Хозяйка гостиницы округлила глаза.
– Это еще как понимать?
– Шакара.
– Понятнее не стало.
– Я расскажу вам всю правду, мадам Бджиллинг, и надеюсь, в вашем сердце отыщется хоть немного сочувствия. Мисс, которую я ищу, мэм, она моя…
– Кто?
– Возлюбленная, – сказал Бёрджес, и заговорил быстро-быстро, словно побежал по ниточке, ведущей в один из сестриных гадких романов: – Ее зовут Гилли, но представилась вам она, вероятно, иначе. Мы с Гилли собирались обвенчаться, и я пришел к ее отцу, жестокому корабельщику, просить благословения, но тот рассмеялся – старик сказал, что ни за что не позволит нам быть вместе и что подыскал ей куда более выгодную партию, чем я. Меня выгнали, а Гилли заперли в комнате и начали готовить к свадьбе. Каков был мой ужас, когда я узнал, что мою возлюбленную хотели выдать замуж за некоего… м-м-м… крайне отвратительного доктора. Он в душе дряхлый старик, от него не дождешься ни доброго слова, ни даже взгляда. Мрачный как тень, весь город его ненавидит – даже флики! И не зря: черствее человека вы бы не нашли во всем Габене – можете не верить, но он никогда не улыбается.
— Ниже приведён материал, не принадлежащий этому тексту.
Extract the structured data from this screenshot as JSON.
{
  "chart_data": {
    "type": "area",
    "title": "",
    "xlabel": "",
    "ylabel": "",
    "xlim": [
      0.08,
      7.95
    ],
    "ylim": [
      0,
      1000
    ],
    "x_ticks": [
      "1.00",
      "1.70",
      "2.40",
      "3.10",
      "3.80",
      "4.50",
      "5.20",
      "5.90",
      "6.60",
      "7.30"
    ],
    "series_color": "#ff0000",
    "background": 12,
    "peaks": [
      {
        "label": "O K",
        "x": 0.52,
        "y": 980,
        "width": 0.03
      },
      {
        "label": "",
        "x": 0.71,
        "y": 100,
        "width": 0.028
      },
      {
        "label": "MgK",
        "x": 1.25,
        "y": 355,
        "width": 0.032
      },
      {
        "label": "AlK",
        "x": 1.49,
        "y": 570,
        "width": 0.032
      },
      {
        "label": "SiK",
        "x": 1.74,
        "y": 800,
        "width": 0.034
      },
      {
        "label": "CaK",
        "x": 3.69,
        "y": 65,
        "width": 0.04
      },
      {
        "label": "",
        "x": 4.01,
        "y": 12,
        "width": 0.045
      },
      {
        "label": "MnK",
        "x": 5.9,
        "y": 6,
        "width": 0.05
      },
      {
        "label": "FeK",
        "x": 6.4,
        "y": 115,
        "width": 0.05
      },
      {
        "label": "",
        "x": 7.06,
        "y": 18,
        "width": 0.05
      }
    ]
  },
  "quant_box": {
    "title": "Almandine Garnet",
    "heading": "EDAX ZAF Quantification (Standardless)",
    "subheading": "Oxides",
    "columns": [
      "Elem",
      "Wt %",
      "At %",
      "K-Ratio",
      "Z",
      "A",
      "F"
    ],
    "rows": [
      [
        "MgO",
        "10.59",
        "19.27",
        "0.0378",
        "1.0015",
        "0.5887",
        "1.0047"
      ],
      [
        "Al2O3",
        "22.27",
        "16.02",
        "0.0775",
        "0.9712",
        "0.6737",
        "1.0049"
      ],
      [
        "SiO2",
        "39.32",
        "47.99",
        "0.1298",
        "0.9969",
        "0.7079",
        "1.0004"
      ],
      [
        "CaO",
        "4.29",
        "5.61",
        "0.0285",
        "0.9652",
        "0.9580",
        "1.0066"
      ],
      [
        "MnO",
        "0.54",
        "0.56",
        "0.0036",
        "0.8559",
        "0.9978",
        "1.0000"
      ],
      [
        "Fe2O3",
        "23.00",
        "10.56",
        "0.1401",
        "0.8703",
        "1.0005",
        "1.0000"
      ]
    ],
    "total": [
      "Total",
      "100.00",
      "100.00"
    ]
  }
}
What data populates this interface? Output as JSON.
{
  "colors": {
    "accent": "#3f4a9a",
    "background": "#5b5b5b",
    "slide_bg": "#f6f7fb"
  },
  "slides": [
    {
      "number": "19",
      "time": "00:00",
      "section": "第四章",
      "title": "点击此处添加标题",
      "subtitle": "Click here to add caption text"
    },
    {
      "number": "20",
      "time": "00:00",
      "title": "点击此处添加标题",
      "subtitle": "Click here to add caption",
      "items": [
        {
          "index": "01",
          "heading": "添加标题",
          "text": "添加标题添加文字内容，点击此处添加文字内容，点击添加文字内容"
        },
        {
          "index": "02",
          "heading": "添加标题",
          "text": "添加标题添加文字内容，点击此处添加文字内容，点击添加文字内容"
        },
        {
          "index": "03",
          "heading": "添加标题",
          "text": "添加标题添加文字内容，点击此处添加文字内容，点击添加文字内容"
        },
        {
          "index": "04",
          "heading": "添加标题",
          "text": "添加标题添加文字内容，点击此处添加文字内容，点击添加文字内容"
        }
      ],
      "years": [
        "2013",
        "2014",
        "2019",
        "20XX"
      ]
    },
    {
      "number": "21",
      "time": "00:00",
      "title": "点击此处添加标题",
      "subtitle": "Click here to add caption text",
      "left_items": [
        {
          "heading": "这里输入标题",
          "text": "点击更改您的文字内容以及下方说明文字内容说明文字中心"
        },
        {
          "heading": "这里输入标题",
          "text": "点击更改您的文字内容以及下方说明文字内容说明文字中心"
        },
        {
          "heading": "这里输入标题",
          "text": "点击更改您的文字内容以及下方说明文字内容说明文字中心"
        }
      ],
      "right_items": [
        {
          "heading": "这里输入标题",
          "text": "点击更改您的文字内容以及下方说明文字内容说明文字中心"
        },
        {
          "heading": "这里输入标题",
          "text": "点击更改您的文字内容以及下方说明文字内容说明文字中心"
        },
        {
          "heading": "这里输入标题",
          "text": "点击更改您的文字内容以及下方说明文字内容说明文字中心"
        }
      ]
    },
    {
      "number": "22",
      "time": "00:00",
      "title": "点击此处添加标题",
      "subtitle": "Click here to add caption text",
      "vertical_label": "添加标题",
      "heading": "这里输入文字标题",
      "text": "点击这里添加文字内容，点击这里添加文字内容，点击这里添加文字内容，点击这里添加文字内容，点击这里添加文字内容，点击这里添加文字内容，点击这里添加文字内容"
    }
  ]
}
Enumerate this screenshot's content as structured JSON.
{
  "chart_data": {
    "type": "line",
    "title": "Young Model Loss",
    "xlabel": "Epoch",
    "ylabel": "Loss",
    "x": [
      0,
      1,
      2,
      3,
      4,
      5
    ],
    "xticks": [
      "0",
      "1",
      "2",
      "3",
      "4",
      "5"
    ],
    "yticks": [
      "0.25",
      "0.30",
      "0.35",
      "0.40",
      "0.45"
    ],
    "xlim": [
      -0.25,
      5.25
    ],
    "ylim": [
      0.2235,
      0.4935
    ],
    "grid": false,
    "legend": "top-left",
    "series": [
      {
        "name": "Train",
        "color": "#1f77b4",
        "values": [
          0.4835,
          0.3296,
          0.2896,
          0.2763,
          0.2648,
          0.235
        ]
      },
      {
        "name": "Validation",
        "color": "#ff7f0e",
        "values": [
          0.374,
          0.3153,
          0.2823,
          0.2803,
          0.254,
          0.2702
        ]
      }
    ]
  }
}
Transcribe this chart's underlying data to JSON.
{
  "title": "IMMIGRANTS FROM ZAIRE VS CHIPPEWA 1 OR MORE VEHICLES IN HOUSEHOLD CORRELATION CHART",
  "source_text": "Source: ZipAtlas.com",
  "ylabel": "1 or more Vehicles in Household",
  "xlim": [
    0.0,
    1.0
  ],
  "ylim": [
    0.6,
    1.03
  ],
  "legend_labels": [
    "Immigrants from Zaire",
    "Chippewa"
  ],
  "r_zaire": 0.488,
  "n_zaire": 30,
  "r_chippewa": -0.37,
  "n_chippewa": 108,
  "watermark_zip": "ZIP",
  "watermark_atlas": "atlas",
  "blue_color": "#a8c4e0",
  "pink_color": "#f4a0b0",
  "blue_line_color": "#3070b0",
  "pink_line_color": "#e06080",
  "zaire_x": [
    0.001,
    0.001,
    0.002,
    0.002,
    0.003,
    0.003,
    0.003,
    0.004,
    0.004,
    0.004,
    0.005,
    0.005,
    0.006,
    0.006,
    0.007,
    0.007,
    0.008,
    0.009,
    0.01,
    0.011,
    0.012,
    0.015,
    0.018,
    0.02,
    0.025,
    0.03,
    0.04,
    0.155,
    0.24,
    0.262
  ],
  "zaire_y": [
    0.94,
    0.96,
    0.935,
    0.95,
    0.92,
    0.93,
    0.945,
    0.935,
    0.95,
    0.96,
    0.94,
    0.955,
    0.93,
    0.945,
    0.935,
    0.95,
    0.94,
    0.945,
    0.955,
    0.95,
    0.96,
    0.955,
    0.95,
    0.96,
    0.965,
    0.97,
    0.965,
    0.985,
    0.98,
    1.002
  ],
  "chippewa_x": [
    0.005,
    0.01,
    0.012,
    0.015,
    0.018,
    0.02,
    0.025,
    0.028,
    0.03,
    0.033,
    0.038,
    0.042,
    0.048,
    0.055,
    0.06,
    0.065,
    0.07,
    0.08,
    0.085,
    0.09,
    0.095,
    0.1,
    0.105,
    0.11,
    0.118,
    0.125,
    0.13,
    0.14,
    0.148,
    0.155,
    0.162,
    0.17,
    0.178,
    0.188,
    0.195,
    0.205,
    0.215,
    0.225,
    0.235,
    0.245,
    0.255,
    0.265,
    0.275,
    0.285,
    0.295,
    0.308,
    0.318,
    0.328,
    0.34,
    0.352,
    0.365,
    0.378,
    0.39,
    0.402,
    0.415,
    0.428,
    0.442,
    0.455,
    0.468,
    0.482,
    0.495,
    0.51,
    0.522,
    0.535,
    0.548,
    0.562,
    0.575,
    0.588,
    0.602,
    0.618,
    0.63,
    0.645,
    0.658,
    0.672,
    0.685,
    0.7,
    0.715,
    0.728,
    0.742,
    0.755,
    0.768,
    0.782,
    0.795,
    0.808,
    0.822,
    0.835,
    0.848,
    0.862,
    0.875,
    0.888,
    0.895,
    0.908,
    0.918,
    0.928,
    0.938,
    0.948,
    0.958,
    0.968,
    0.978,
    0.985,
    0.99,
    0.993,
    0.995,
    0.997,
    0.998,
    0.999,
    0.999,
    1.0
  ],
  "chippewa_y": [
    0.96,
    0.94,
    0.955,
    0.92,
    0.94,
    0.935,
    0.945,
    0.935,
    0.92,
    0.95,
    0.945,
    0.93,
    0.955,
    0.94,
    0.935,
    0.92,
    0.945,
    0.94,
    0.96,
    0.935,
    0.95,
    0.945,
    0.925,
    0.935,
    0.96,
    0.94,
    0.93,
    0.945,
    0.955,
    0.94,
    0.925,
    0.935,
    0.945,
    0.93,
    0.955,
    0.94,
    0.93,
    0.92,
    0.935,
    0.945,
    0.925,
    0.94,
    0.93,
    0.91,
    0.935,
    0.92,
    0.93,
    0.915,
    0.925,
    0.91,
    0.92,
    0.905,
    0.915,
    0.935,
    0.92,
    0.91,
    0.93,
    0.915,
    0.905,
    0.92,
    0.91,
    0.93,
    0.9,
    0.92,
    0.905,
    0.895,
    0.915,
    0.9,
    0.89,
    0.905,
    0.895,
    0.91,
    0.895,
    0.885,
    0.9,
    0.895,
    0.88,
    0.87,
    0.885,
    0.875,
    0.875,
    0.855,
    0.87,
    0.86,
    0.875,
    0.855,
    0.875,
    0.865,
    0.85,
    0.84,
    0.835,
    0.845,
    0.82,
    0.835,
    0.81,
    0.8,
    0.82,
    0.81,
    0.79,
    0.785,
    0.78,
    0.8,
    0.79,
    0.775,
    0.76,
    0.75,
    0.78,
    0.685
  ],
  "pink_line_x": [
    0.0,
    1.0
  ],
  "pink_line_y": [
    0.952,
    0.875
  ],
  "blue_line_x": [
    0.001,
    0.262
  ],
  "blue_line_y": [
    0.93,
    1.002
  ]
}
Связать с ним свою жизнь было бы худшей судьбой. Разумеется, я не мог подобного допустить. Накануне свадьбы мне удалось вызволить Гилли, и мы сбежали – сели на ночной поезд и скрылись. За нами пустили погоню, но мне удалось отбиться от всех, кто пытался вернуть мою возлюбленную в ее клетку. Мы уехали очень далеко, запутали следы и взяли вымышленные имена. Прошло три месяца, мы были вместе, но, к сожалению, наше счастье не было долгим – случилось трагичное.